Rivian has struggled with supply shortages and manufacturing hiccups since it began producing its new models late in 2021. The electric vehicle startup has been heralded as a competitor to Tesla and became the largest initial public offering last year⁠—but its shares have fallen more than 70 percent this year.

More CAM in Québec

Vancouver-based battery tech firm Nano One has agreed to the purchase of John Matthey Battery Materials Canada and its cathode plant in Candiac, Que. in an approximately $10.3 million deal. 

The deal will see Johnson Matthey’s roughly nine-acre (four-hectare) property in Candiac, a suburb of Montreal, and an on-site plant⁠—which occupies about one-tenth of the site⁠—along with the facility’s equipment and team transferred to Nano One.

Johnson Matthey’s Canadian battery material plant was built in 2012 and produces cathode active material (CAM) for lithium iron phosphate batteries, which are commonly used in EVs made in China but are just now spreading to American models. 

Nano One CEO Dan Blondal said the expanding need for North America-produced CAM will give the company an opportunity to become a leader in the industry.

“Experienced employees are at the core of this deal and will help fast-track Nano One’s learning curve,” he said in a release. “The facility is in Greater Montreal and strategically located in proximity to employees and their families, international airports, major port facilities and is a critical link in the mines-to-mobility initiative.”

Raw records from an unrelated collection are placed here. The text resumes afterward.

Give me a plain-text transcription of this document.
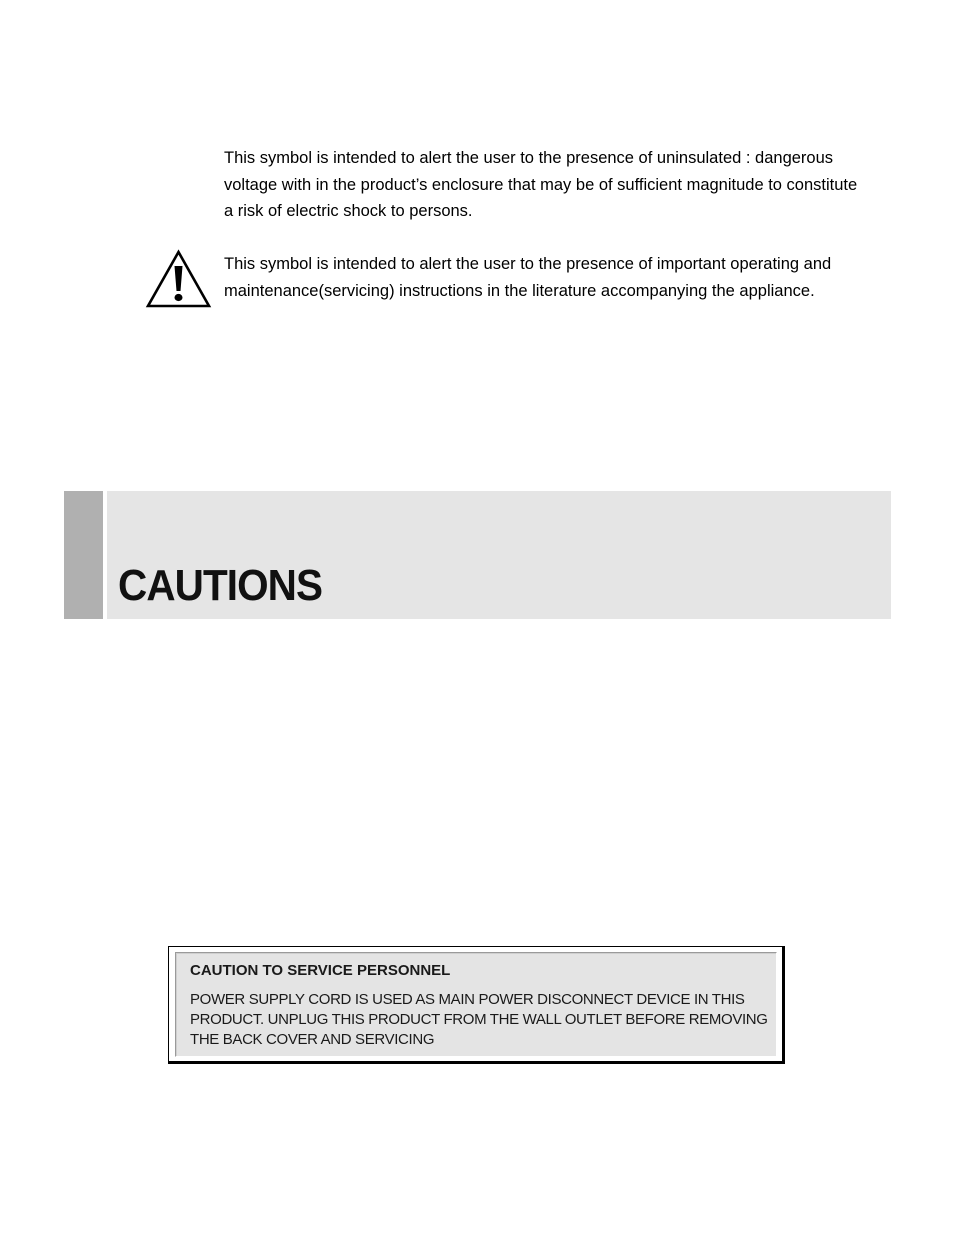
This symbol is intended to alert the user to the presence of uninsulated : dangerous voltage with in the product’s enclosure that may be of sufficient magnitude to constitute a risk of electric shock to persons.
This symbol is intended to alert the user to the presence of important operating and maintenance(servicing) instructions in the literature accompanying the appliance.
CAUTIONS
CAUTION TO SERVICE PERSONNEL
POWER SUPPLY CORD IS USED AS MAIN POWER DISCONNECT DEVICE IN THIS PRODUCT. UNPLUG THIS PRODUCT FROM THE WALL OUTLET BEFORE REMOVING THE BACK COVER AND SERVICING
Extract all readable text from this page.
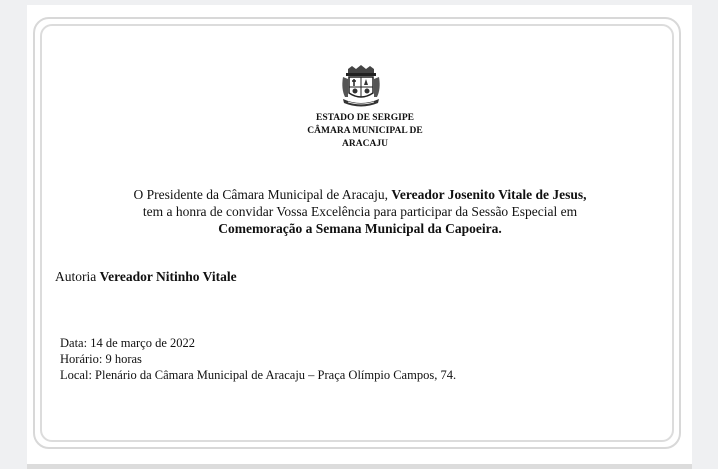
ESTADO DE SERGIPE
CÂMARA MUNICIPAL DE
ARACAJU
O Presidente da Câmara Municipal de Aracaju, Vereador Josenito Vitale de Jesus,
tem a honra de convidar Vossa Excelência para participar da Sessão Especial em
Comemoração a Semana Municipal da Capoeira.
Autoria Vereador Nitinho Vitale
Data: 14 de março de 2022
Horário: 9 horas
Local: Plenário da Câmara Municipal de Aracaju – Praça Olímpio Campos, 74.
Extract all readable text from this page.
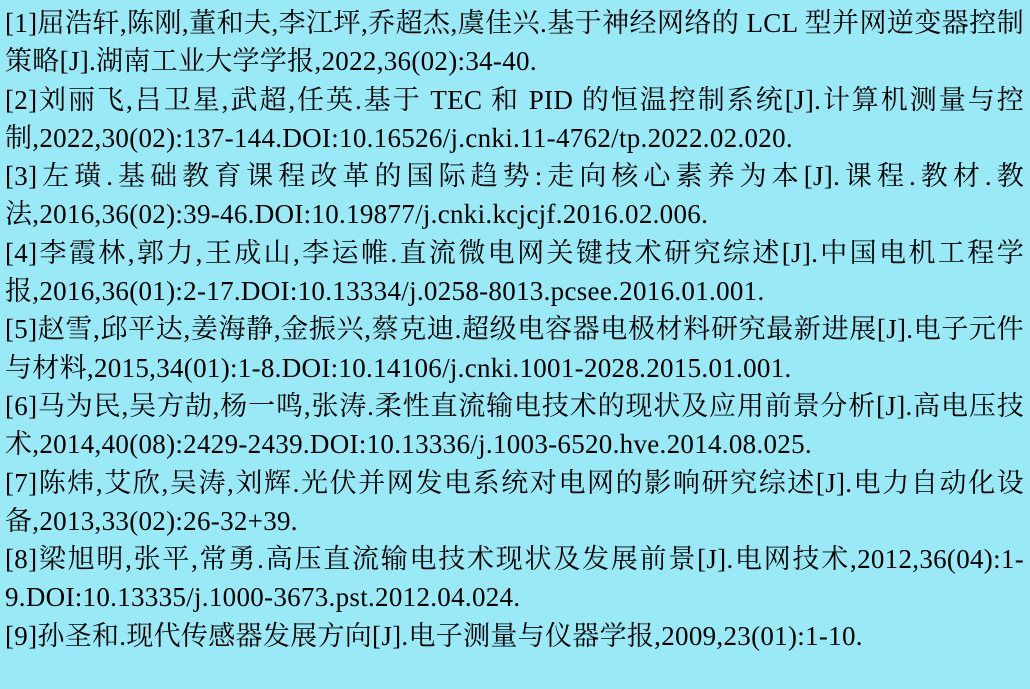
[1]屈浩轩,陈刚,董和夫,李江坪,乔超杰,虞佳兴.基于神经网络的 LCL 型并网逆变器控制策略[J].湖南工业大学学报,2022,36(02):34-40.

[2]刘丽飞,吕卫星,武超,任英.基于 TEC 和 PID 的恒温控制系统[J].计算机测量与控制,2022,30(02):137-144.DOI:10.16526/j.cnki.11-4762/tp.2022.02.020.

[3]左璜.基础教育课程改革的国际趋势:走向核心素养为本[J].课程.教材.教法,2016,36(02):39-46.DOI:10.19877/j.cnki.kcjcjf.2016.02.006.

[4]李霞林,郭力,王成山,李运帷.直流微电网关键技术研究综述[J].中国电机工程学报,2016,36(01):2-17.DOI:10.13334/j.0258-8013.pcsee.2016.01.001.

[5]赵雪,邱平达,姜海静,金振兴,蔡克迪.超级电容器电极材料研究最新进展[J].电子元件与材料,2015,34(01):1-8.DOI:10.14106/j.cnki.1001-2028.2015.01.001.

[6]马为民,吴方劼,杨一鸣,张涛.柔性直流输电技术的现状及应用前景分析[J].高电压技术,2014,40(08):2429-2439.DOI:10.13336/j.1003-6520.hve.2014.08.025.

[7]陈炜,艾欣,吴涛,刘辉.光伏并网发电系统对电网的影响研究综述[J].电力自动化设备,2013,33(02):26-32+39.

[8]梁旭明,张平,常勇.高压直流输电技术现状及发展前景[J].电网技术,2012,36(04):1-9.DOI:10.13335/j.1000-3673.pst.2012.04.024.

[9]孙圣和.现代传感器发展方向[J].电子测量与仪器学报,2009,23(01):1-10.
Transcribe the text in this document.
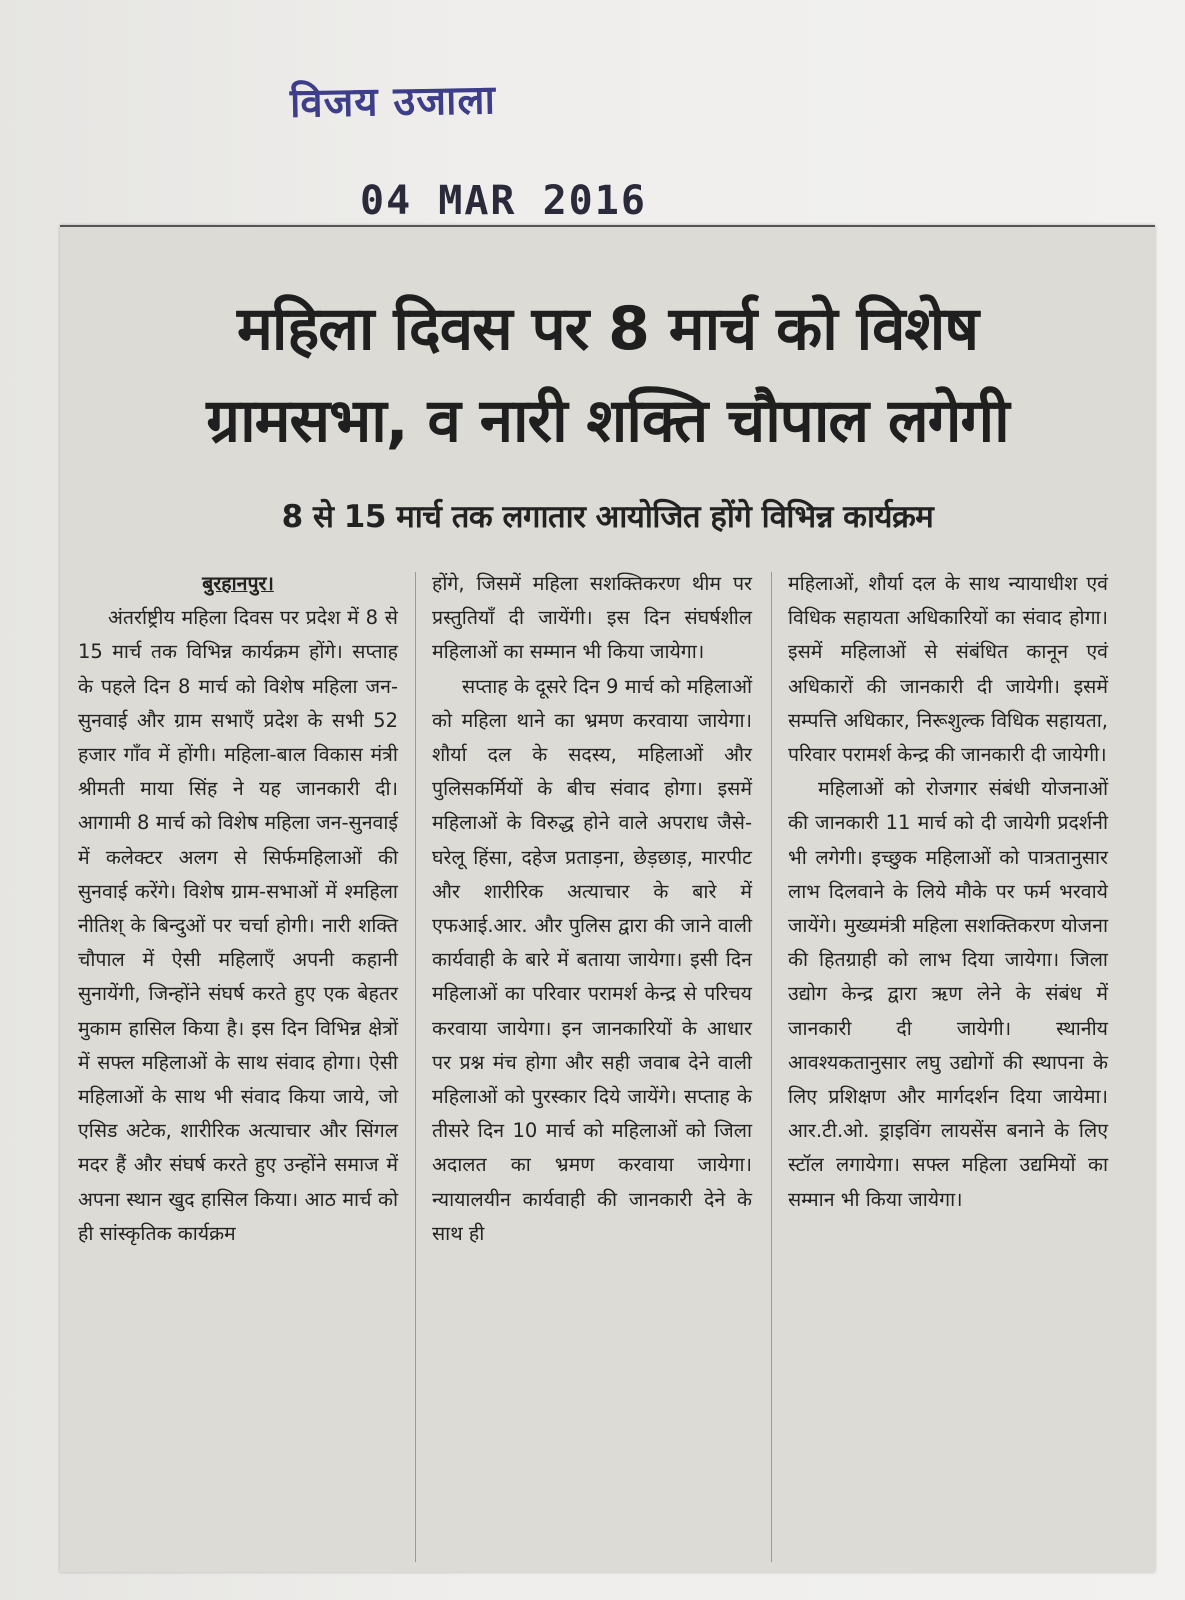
विजय उजाला
04 MAR 2016
महिला दिवस पर 8 मार्च को विशेष
ग्रामसभा, व नारी शक्ति चौपाल लगेगी
8 से 15 मार्च तक लगातार आयोजित होंगे विभिन्न कार्यक्रम

बुरहानपुर।

अंतर्राष्ट्रीय महिला दिवस पर प्रदेश में 8 से 15 मार्च तक विभिन्न कार्यक्रम होंगे। सप्ताह के पहले दिन 8 मार्च को विशेष महिला जन-सुनवाई और ग्राम सभाएँ प्रदेश के सभी 52 हजार गाँव में होंगी। महिला-बाल विकास मंत्री श्रीमती माया सिंह ने यह जानकारी दी। आगामी 8 मार्च को विशेष महिला जन-सुनवाई में कलेक्टर अलग से सिर्फमहिलाओं की सुनवाई करेंगे। विशेष ग्राम-सभाओं में श्महिला नीतिश् के बिन्दुओं पर चर्चा होगी। नारी शक्ति चौपाल में ऐसी महिलाएँ अपनी कहानी सुनायेंगी, जिन्होंने संघर्ष करते हुए एक बेहतर मुकाम हासिल किया है। इस दिन विभिन्न क्षेत्रों में सफ्ल महिलाओं के साथ संवाद होगा। ऐसी महिलाओं के साथ भी संवाद किया जाये, जो एसिड अटेक, शारीरिक अत्याचार और सिंगल मदर हैं और संघर्ष करते हुए उन्होंने समाज में अपना स्थान खुद हासिल किया। आठ मार्च को ही सांस्कृतिक कार्यक्रम

होंगे, जिसमें महिला सशक्तिकरण थीम पर प्रस्तुतियाँ दी जायेंगी। इस दिन संघर्षशील महिलाओं का सम्मान भी किया जायेगा।

सप्ताह के दूसरे दिन 9 मार्च को महिलाओं को महिला थाने का भ्रमण करवाया जायेगा। शौर्या दल के सदस्य, महिलाओं और पुलिसकर्मियों के बीच संवाद होगा। इसमें महिलाओं के विरुद्ध होने वाले अपराध जैसे- घरेलू हिंसा, दहेज प्रताड़ना, छेड़छाड़, मारपीट और शारीरिक अत्याचार के बारे में एफआई.आर. और पुलिस द्वारा की जाने वाली कार्यवाही के बारे में बताया जायेगा। इसी दिन महिलाओं का परिवार परामर्श केन्द्र से परिचय करवाया जायेगा। इन जानकारियों के आधार पर प्रश्न मंच होगा और सही जवाब देने वाली महिलाओं को पुरस्कार दिये जायेंगे। सप्ताह के तीसरे दिन 10 मार्च को महिलाओं को जिला अदालत का भ्रमण करवाया जायेगा। न्यायालयीन कार्यवाही की जानकारी देने के साथ ही

महिलाओं, शौर्या दल के साथ न्यायाधीश एवं विधिक सहायता अधिकारियों का संवाद होगा। इसमें महिलाओं से संबंधित कानून एवं अधिकारों की जानकारी दी जायेगी। इसमें सम्पत्ति अधिकार, निरूशुल्क विधिक सहायता, परिवार परामर्श केन्द्र की जानकारी दी जायेगी।

महिलाओं को रोजगार संबंधी योजनाओं की जानकारी 11 मार्च को दी जायेगी प्रदर्शनी भी लगेगी। इच्छुक महिलाओं को पात्रतानुसार लाभ दिलवाने के लिये मौके पर फर्म भरवाये जायेंगे। मुख्यमंत्री महिला सशक्तिकरण योजना की हितग्राही को लाभ दिया जायेगा। जिला उद्योग केन्द्र द्वारा ऋण लेने के संबंध में जानकारी दी जायेगी। स्थानीय आवश्यकतानुसार लघु उद्योगों की स्थापना के लिए प्रशिक्षण और मार्गदर्शन दिया जायेमा। आर.टी.ओ. ड्राइविंग लायसेंस बनाने के लिए स्टॉल लगायेगा। सफ्ल महिला उद्यमियों का सम्मान भी किया जायेगा।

Blondal added the Quebec plant is already commercially proven, shipping products to Tier 1 automotive suppliers and a variety of other customers in the last decade. While lithium iron phosphate batteries have taken off in the Chinese EV market in the past couple of years, the technology was first commercialized in Quebec.

Other major players have taken notice of Quebec’s position in the CAM market; in early March, both BASF and Ford announced separate ventures on battery material plants in Bécancour, Que.